Engel: Zahlen Sie, wenn Sie nicht in der Arbeit sind, auch in die Krankencaffe ein? Exp. Nr. 94: Nein, weil wir manchmal das Geld nicht dazu haben.

Engel: Wie diel zahlen Sie? Exp. Nr. 94: Mit der Unfall­versicherung 10 kr. Für die Unfallversicherung wird 1 kr. abgezogen.

Engel: Können Sie das nicht nachträglich zahlen? Expertin Nr. 94: Das ginge schon, aber manchmal. brauchen wir die 10 kr., und wenn es noch einmal vorkommt, macht es ja schon mehr aus. Krankengeld bekomme ich 48 kr. und Medicamente.

Expertin Nr. 95 (über Befragen): Ich bin ungefähr 20 Jahre beim Baugewerbe und bin 45 Jahre alt. Jetzt bin ich seit 13 Jahren bei einem Herrn, auch ich bin aus Böhmen.
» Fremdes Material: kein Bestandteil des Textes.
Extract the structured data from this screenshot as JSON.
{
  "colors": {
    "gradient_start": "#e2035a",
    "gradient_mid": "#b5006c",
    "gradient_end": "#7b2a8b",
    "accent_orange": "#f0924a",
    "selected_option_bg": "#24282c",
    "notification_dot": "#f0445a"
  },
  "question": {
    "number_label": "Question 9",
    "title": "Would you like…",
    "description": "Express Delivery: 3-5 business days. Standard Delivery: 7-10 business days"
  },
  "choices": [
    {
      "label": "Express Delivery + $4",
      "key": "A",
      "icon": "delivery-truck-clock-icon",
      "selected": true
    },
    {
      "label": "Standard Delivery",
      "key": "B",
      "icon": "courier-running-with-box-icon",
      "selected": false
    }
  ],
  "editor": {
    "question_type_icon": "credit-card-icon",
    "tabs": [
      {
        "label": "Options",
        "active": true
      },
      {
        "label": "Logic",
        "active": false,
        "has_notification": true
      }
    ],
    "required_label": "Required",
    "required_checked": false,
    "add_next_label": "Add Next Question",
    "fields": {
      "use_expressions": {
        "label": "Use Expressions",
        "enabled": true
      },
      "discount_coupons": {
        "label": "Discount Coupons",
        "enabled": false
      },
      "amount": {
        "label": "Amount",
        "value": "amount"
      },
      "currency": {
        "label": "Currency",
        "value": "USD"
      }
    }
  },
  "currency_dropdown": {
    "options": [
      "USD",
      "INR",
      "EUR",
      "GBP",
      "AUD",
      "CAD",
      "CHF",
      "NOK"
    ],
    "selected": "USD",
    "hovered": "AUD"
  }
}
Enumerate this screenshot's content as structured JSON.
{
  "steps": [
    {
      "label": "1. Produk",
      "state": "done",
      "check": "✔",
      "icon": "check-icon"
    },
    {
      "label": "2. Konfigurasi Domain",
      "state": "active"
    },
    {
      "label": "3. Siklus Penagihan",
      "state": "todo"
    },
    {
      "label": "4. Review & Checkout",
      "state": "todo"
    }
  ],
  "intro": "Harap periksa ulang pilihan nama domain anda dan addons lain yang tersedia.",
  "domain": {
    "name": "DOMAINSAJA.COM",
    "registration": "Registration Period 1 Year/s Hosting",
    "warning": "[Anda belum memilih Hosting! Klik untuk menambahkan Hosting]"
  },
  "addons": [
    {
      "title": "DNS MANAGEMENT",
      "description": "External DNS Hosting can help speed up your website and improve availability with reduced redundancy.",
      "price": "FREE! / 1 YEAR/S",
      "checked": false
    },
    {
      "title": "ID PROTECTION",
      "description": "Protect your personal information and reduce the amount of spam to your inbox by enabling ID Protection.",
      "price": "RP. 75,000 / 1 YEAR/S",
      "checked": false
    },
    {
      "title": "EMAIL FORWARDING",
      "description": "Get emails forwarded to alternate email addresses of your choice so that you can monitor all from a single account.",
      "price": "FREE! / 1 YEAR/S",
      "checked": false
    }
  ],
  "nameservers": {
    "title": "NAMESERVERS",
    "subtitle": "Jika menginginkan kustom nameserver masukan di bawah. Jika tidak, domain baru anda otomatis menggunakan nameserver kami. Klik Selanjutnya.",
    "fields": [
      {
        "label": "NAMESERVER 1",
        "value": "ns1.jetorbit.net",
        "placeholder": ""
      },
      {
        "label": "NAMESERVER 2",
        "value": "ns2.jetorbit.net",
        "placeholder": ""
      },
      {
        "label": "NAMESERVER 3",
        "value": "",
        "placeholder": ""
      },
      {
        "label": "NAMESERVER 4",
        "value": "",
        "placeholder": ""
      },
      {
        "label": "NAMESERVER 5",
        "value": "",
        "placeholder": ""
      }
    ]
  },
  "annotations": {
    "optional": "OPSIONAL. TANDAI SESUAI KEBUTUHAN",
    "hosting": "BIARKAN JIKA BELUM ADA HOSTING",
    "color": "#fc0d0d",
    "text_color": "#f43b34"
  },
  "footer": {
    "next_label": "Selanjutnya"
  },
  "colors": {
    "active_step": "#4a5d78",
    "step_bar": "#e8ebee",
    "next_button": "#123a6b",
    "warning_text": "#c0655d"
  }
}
Gegenwärtig bin ich auf einem Baue ganz allein beschäftigt, weil wir erst anfangen. Zuletzt habe ich acht Tage vor Weihnachten zu arbeiten aufgehört und in der vorigen Woche angefangen. Ich verdiene beim Mörtelbereiten fl. 4 bis 5.

Vorsitzende: Können Sie sich davon etwas ersparen? Expertin Nr. 95: Davon muß ich die Schulden bezahlen. Ich habe auch Ueberstunden gemacht, und zwar in der Früh eine halbe Stunde und Abends eine halbe Stunde. Dafür wurden 6 kr. bezahlt. Ich habe auch beim Kalklöschen gearbeitet, manchmal bis 4 Uhr Früh. Dann habe ich am nächsten Tag auch wieder gearbeitet. Ich bin da nach der Arbeit nur nach Hause gegangen, um zu frühstücken, und habe dann wieder bis auf die Nacht gearbeitet. Für diese Nachtarbeit habe ich 50 kr. bekommen, also für eine Arbeit von 6 Uhr Früh bis den anderen Tag um 4 Uhr Früh habe ich fl. 1'30 bekommen. Das ist in der Woche zwei-, dreimal vorgekommen. Wenn man zu spät kommt so muß man, wenn dies zehn Minuten oder eine Viertelstunde ausmacht, einen Vierteltag aussetzen.

Exp. Nader: Das kommt auf die Laune des Poliers an. Wenn ihm Eine zu Gesicht steht, so läßt er es hingehen.

Exp. Nr. 95: Sonst kommen keine Strafen vor. Wir arbeiten von 7 Uhr bis 6 Uhr. Jetzt wird zu Mittag eine Stunde pausirt, weil die Saison noch nicht angefangen hat. Während der Saison wird auch zu Mittag gearbeitet. Da haben wir gar keine Pause oder nur eine Viertel­stunde. Wir müssen uns da das Brot in die Schürze nehmen und während der Arbeit essen.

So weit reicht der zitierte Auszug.